As we look at EVs and even self-driving cars, one wonders if these are the future or merely stop-gaps that will become the new relics, simply footnotes in history. To date, they have been almost comically clones of the twentieth century automobile, mimicking cars as we have always known them, with such things as fake radiator grilles and some even produce fake combustion engine sounds.

This is normal with new technologies. The first cars looked very much like the horse-drawn carriages before them.

Certainly Tesla has done the most to introduce new unique features and styling, but in the end, it’s still a car, like its legacy counterparts, driving on the same roads and being measured by the same standards. Are EV cars really all the 21st century gets? Is it really a significant leap? Are cars simply going away? And if so, what does the post-car world look like?

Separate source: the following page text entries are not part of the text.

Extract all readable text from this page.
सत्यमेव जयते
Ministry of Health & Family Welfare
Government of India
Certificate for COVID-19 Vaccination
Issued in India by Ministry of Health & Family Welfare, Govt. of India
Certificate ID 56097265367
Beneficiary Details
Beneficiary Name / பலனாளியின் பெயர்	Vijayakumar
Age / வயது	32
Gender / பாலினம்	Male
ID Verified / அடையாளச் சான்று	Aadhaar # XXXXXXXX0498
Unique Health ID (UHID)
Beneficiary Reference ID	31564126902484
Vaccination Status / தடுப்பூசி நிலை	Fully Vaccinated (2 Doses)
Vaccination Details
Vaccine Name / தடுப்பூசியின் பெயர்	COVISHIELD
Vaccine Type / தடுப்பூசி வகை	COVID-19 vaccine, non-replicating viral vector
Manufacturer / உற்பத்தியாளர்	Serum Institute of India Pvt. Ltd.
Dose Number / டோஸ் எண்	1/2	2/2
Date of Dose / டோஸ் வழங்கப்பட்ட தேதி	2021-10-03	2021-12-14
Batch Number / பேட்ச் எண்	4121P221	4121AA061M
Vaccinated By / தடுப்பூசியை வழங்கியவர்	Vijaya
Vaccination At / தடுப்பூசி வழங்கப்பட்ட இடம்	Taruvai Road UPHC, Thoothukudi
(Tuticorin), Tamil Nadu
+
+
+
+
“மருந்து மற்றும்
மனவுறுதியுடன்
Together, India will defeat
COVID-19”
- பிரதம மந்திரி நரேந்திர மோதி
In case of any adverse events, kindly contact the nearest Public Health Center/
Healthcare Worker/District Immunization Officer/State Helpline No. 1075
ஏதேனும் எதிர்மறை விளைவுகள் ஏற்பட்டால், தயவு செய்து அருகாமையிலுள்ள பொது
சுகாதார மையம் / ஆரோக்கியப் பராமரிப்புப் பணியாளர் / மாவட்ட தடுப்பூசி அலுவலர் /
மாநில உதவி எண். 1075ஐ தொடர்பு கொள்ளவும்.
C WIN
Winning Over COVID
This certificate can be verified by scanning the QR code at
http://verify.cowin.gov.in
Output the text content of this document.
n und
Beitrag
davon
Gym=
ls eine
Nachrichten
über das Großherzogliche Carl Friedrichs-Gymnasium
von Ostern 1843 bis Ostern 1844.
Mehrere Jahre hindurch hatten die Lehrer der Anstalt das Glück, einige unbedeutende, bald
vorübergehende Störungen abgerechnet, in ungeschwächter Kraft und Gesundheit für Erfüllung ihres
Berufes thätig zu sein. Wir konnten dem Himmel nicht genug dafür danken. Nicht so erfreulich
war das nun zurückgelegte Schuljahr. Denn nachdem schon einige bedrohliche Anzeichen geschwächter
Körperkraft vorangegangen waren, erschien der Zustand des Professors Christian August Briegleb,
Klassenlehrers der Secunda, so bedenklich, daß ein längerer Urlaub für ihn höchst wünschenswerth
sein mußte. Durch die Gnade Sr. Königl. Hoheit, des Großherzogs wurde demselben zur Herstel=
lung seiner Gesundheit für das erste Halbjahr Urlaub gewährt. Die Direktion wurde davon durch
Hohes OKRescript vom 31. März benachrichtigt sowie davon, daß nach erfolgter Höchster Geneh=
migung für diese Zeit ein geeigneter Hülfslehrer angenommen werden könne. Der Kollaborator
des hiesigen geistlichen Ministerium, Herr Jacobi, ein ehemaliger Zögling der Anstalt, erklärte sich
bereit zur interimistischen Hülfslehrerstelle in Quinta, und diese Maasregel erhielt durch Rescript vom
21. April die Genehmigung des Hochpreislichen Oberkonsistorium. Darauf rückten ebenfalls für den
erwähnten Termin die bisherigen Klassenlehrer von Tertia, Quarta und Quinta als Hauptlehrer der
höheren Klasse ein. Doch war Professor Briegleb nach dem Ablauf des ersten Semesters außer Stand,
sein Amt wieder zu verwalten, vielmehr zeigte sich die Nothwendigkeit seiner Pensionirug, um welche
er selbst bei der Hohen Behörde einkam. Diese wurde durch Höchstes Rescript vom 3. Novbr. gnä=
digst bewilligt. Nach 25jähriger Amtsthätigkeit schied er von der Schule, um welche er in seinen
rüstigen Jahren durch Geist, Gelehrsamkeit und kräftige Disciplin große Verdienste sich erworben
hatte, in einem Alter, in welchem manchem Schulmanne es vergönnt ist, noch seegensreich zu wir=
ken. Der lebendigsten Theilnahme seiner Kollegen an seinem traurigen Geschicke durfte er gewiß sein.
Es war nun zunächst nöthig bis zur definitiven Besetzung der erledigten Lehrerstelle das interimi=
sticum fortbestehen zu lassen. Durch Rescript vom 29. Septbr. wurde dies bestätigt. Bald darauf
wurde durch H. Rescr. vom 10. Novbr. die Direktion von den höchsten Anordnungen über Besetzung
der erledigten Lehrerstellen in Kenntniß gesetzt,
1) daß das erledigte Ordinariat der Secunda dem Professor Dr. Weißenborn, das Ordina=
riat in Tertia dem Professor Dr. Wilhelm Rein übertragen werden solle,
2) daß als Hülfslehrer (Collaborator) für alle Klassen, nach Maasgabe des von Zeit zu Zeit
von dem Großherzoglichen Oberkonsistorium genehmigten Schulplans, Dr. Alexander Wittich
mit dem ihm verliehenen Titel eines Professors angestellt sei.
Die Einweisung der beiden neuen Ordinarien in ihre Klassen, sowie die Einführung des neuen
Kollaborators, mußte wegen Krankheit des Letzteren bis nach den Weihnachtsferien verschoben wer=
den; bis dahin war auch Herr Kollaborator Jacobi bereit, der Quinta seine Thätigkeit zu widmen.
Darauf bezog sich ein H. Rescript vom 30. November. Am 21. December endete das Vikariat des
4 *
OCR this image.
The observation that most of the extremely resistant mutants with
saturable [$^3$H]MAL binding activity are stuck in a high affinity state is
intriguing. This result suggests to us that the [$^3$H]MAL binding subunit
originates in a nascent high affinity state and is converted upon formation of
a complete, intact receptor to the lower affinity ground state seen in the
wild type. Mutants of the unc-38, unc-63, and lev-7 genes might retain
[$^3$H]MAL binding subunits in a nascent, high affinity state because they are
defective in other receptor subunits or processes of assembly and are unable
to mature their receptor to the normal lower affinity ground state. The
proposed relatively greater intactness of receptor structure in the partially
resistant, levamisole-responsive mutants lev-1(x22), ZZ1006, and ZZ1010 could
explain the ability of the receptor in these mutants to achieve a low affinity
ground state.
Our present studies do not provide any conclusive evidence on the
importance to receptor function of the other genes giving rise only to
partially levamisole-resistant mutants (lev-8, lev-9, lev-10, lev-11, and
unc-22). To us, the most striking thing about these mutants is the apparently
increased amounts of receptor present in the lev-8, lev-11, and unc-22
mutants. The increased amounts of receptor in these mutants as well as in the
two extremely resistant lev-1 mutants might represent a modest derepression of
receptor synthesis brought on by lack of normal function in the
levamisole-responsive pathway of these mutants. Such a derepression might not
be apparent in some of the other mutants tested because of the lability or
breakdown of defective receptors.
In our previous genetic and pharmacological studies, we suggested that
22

These things take a long time to change in practice, especially with over a century of infrastructure and support systems behind them. The end of the car era is sad in many ways, but it certainly seems that the writing is on the wall; all things must have an end and it certainly seems like we’re in the waning days of the automobile. The car brought a certain freedom of mobility, and a personal private space — many a teenager lost their virginity in the back seat of a car. Essayist Jean-Francis Held suggests, if a collection of automobiles was preserved in a garage-tomb after a nuclear cataclysm, “some skillful archeologist . . . would be able to deduce from them everything that we were.”

And so what will be the 21st century equivalent?